The `.backward()` method computes the gradients of all tensors that have `require_grad()` set. It returns a gradients object that holds the computed gradients.

In [16]:
// Example: y = [1, 2, 3, 4]
// z = y * 2 = [2, 4, 6, 8]
// result = sum(z) = 20
//
// d(result)/d(y) = d(result)/dz * dz/dy = 1 * 2 = [2, 2, 2, 2]
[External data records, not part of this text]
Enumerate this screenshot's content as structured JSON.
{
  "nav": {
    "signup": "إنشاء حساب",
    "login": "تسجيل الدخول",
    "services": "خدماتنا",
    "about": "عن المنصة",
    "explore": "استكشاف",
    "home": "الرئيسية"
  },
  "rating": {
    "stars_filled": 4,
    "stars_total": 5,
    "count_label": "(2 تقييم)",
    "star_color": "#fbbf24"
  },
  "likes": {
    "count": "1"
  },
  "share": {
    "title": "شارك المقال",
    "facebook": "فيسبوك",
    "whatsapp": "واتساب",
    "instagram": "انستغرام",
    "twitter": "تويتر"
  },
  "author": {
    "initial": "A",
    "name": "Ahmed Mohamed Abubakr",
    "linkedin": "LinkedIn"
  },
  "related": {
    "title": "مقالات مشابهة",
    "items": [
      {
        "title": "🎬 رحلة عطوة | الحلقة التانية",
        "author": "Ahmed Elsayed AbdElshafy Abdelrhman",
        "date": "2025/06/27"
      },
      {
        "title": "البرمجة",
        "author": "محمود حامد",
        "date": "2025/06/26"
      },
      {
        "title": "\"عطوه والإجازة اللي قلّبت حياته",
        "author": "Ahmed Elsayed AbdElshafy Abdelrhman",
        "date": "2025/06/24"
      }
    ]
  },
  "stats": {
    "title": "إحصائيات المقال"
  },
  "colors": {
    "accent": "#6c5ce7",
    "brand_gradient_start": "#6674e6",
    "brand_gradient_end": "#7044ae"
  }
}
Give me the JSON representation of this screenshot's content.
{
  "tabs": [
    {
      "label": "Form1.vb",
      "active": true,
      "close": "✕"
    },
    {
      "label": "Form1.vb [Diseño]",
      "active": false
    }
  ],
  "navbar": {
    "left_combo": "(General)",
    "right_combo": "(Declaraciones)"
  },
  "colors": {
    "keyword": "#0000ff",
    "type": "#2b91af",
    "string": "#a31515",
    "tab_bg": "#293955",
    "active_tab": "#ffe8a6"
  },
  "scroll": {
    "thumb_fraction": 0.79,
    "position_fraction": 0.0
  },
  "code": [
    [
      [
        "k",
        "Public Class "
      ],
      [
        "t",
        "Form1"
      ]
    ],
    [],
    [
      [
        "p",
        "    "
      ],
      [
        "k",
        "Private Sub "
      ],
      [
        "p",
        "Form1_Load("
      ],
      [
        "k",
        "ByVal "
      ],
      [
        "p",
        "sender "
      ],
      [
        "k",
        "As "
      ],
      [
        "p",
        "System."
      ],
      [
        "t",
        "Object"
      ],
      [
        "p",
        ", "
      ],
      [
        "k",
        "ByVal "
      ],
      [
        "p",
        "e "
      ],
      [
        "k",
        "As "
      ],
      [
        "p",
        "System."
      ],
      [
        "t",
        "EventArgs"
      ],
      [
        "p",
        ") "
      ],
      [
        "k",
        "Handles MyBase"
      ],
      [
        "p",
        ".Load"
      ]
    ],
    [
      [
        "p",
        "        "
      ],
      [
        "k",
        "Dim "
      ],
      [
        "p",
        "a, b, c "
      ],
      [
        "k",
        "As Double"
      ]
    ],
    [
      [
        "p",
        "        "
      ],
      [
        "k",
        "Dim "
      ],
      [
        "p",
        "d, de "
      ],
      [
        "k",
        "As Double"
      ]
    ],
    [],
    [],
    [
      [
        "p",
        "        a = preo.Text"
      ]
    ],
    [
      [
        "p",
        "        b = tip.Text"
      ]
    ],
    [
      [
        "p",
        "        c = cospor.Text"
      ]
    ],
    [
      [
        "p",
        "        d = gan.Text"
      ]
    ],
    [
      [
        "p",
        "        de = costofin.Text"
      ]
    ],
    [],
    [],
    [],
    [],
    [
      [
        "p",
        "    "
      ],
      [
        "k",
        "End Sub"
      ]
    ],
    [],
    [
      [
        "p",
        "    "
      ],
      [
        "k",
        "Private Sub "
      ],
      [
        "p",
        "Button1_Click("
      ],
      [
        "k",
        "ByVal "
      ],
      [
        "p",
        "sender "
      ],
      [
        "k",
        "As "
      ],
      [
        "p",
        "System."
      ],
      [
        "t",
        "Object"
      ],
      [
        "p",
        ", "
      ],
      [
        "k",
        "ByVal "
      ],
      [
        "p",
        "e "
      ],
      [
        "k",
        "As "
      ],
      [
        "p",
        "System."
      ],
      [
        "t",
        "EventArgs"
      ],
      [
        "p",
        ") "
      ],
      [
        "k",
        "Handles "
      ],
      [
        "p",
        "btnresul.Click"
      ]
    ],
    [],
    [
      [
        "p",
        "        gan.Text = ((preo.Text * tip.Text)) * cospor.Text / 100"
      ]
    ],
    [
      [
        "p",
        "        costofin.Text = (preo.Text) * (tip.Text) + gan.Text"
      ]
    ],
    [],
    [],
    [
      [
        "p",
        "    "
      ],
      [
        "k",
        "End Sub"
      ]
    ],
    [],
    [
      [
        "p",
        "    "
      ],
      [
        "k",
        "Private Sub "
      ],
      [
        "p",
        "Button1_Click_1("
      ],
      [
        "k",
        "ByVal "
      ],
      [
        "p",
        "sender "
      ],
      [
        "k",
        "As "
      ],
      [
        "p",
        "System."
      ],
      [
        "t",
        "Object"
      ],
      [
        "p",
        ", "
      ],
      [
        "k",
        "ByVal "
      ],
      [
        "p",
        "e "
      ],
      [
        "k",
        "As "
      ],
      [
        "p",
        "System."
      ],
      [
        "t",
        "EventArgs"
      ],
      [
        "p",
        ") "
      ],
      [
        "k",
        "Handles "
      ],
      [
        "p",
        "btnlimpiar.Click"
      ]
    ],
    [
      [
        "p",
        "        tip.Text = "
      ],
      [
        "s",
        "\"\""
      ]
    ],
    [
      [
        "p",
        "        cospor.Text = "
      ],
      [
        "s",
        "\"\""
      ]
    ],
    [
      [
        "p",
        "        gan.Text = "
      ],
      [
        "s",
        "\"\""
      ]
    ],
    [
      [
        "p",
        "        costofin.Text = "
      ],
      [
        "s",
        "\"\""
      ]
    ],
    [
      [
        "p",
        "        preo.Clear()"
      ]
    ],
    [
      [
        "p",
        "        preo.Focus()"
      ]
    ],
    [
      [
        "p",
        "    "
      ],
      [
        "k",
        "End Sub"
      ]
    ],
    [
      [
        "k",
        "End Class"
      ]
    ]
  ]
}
let device = <B as Backend>::Device::default();
let y: Tensor<B, 1> = Tensor::from_floats([1.0, 2.0, 3.0, 4.0], &device).require_grad();
let z = y.clone() * 2.0;
let result = z.sum();

// Compute gradients
let grads = result.backward();

// Get gradient for y
let y_grad = y.grad(&grads).unwrap();
println!("y = {}", y);
println!("d(result)/dy = {}", y_grad);


y = Tensor {
  data:
[1.0, 2.0, 3.0, 4.0],
  shape:  [4],
  device:  Cpu,
  backend:  "autodiff<ndarray>",
  kind:  "Float",
  dtype:  "f32",
}
dy/dx = Tensor {
  data:
[2.0, 2.0, 2.0, 2.0],
  shape:  [4],
  device:  Cpu,
  backend:  "ndarray",
  kind:  "Float",
  dtype:  "f32",
}


## 3. More Complex Example: Quadratic Function
Let's compute the gradient of a more complex function: f(x) = x²

The derivative is: f'(x) = 2x

In [18]:
// f(x) = x^2
// f'(x) = 2x

let device = <B as Backend>::Device::default();
let x: Tensor<B, 1> = Tensor::from_floats([1.0, 2.0, 3.0, 4.0], &device).require_grad();
let y = x.clone().powf_scalar(2.0);
let result = y.clone().sum();

let grads = result.backward();
let x_grad = x.grad(&grads).unwrap();

println!("x = {}", x);
println!("x^2 = {}", y);
println!("d(x^2)/dx = {}", x_grad);

// Verify: d(x^2)/dx should be [2, 4, 6, 8]
println!("Expected: [2, 4, 6, 8]");


x = Tensor {
  data:
[1.0, 2.0, 3.0, 4.0],
  shape:  [4],
  device:  Cpu,
  backend:  "autodiff<ndarray>",
  kind:  "Float",
  dtype:  "f32",
}
x^2 = Tensor {
  data:
[1.0, 4.0, 9.0, 16.0],
  shape:  [4],
  device:  Cpu,
  backend:  "autodiff<ndarray>",
  kind:  "Float",
  dtype:  "f32",
}
d(x^2)/dx = Tensor {
  data:
[2.0, 4.0, 6.0, 8.0],
  shape:  [4],
  device:  Cpu,
  backend:  "ndarray",
  kind:  "Float",
  dtype:  "f32",
}
Expected: [2, 4, 6, 8]


## 4. Chain Rule Example

Let's verify the chain rule: f(g(x))' = f'(g(x)) * g'(x)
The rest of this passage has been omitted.